One of Cruz’s primary goals is to end overcrowding in public schools, and build new schools in the district: “They are learning in trailers!” She graduated from John Bowne High School in Flushing, Queens, then attended CUNY John Jay College of Criminal Justice and CUNY Law School, an experience that she says proved instrumental to her success. “They gave me the opportunity of a lifetime to get an education, to get the skills, and to meet the people that would later make me the woman that I am today, the professional that I am today, the lawyer that I am today,” she says. “It was through that process that I fell in love with the idea of advocacy at a bigger level.”
But that’s only one of many reasons why Cruz is entering politics. She recalls looking to her mother for advice when she was making the difficult to decision to run. “She looked at me and she said, ‘Do you think that I did all I did to bring you to this country for you to be mediocre?’ I just stared at her. ‘I don't care whether you win or you lose,’ she said. ‘Of course, I want you to win, but you can't be mediocre. You have to try your hardest. You have to do what you need to do because that's what you're here to do.’”
Cruz’s face shines when she speaks about mentorship and future generations. “I mentor this young Muslim woman at New York Law School. She's a DACA recipient,” she says. “I get to help to change the world for her, because she's in the place I was in. My grandmother taught me: you may be the first, but it is your responsibility to make sure that you're not the last.”

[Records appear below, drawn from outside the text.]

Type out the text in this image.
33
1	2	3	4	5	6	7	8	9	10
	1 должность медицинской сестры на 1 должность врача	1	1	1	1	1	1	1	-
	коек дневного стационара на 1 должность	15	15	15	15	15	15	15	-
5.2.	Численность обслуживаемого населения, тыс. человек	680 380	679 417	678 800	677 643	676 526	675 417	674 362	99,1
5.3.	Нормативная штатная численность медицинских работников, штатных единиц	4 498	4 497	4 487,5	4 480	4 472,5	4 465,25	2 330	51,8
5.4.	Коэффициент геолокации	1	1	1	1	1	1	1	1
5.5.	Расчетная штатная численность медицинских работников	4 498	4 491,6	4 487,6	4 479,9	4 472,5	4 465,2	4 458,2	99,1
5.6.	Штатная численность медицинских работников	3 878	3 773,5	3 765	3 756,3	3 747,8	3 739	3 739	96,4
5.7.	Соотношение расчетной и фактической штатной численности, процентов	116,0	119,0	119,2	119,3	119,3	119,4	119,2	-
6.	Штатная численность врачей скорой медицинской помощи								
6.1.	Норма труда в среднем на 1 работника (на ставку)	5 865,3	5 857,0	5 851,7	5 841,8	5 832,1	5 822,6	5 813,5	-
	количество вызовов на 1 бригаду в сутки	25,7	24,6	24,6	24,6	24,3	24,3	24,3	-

Correction: This story originally incorrectly defined “Dreamer,” an unofficial term commonly used to refer to a person who might have been provided protections by the never-passed DREAM Act, as “someone who was brought to the US as an undocumented minor.” Two sections of the original story contained errors about the ethnic identities and citizenship of New York State Assembly members and politicians on state and national levels, which we have excised. We have updated the story to clarify, and we regret the error.